Consumata la cena a base di minestrone, tonnellate di polenta e spezzatino finalmente andiamo a dormire. O almeno quella è l’intenzione se non fosse che, in previsione di un gelido inverno, partono le segherie. Mi rigiro sul materasso almeno per un’ora durante la quale provo anche a dormire su una panca in corridoio per poi finalmente chiudere gli occhi. Poco prima delle 3 sono ancora sveglio: la segheria è nel pieno dei lavori e io rimango ad ascoltarne i suoni ben oltre le 4 con il risultato che al mattino ho una faccia da pugile.

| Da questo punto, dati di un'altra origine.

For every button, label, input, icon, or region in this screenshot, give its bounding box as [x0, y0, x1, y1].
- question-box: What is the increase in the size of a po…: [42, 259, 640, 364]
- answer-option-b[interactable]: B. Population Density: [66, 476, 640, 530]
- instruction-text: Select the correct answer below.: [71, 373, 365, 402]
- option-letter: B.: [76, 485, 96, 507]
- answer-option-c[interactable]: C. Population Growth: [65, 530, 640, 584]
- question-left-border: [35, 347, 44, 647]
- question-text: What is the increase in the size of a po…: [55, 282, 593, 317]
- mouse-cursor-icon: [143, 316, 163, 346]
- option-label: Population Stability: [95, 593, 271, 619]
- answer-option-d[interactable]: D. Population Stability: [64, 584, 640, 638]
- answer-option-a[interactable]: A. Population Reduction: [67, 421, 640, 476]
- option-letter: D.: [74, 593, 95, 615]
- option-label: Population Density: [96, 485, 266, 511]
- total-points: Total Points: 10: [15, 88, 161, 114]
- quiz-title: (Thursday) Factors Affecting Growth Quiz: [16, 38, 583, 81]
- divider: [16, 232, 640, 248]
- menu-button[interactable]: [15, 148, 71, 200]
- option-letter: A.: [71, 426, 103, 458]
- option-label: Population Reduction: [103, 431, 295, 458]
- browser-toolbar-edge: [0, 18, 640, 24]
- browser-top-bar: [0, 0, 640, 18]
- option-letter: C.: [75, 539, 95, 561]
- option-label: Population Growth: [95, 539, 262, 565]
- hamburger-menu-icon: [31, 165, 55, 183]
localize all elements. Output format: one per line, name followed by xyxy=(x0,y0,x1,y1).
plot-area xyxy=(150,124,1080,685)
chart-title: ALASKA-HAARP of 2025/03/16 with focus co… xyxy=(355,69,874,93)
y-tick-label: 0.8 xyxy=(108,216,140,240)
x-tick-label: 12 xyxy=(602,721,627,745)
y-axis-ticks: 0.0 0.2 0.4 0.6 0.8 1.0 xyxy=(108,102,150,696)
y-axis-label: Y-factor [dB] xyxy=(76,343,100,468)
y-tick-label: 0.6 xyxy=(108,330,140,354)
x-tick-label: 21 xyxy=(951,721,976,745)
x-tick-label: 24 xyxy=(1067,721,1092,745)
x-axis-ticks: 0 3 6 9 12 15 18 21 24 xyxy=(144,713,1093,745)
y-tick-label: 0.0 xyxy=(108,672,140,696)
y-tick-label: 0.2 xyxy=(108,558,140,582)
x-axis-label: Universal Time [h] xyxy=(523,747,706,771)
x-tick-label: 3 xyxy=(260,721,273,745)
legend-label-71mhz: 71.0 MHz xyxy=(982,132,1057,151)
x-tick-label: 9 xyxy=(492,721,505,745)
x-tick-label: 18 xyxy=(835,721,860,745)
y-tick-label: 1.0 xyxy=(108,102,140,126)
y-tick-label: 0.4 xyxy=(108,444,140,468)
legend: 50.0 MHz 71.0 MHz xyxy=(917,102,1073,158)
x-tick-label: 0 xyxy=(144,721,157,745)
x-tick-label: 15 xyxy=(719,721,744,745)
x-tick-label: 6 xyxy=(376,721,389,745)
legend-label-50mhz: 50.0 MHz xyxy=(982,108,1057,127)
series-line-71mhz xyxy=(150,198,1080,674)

Poi finalmente, dopo colazione, iniziamo con i Nazgul la nostra salita verso il Poncione superando la ripida ganda che ci deposita ai piedi del ghiacciaio. La nostra tattica prevede che il sottoscritto piazzi una corda fissa sul tratto più ripido del percorso innevato così da evitare, in caso di scivolata, uno spiacevole tuffo nel lago. Con noi abbiamo solo una piccola picozza ma nessun rampone e, con questa attrezzatura, mi fiondo baldanzoso sul ghiacciaio. Ovviamente inizio il mio spettacolo circense: il sole non ha ancora compiuto il suo lavoro e stare in piedi su quel pendio è praticamente impossibile. Sono quindi costretto a risalire a quattro zampe, utilizzando in continuazione la picca finchè la corda finisce mentre il ghiacciaio continua a salire ancora un po’ prima di spianare definitivamente; in quelle condizioni non possiamo certo proseguire e l’unica soluzione è quindi scendere aumentando così ulteriormente il coefficiente dell’esercizio: lentamente inizio così a perdere quota martoriando le nocche della mano destra che tiene la mia unica ancora di salvezza, la picozza. Poi finalmente, con la coda tra le gambe e dopo un’esperienza traumatizzante, raggiungo il resto del gruppo: il Poncione ha alzato un muro insormontabile e ora ci troviamo con un niente di fatto in mano. Eppure la soluzione è lì, davanti ai nostri occhi: il Chuebodenhorn, la vetta dirimpettaia al nostro obiettivo, oltretutto questo è un vero 3 mila! Così stravolgiamo le carte e riprendiamo a salire ancora per gande e sfasciumi. La stanchezza però inizia a farsi sentire e, circa 200 metri sotto la cima, alcuni ragazzi sollevano bandiera bianca. Mi fermo con loro mentre mio papà prosegue con il resto dei Nazgul verso il punto più alto riuscendo a raggiungerlo entro l’ora di pranzo.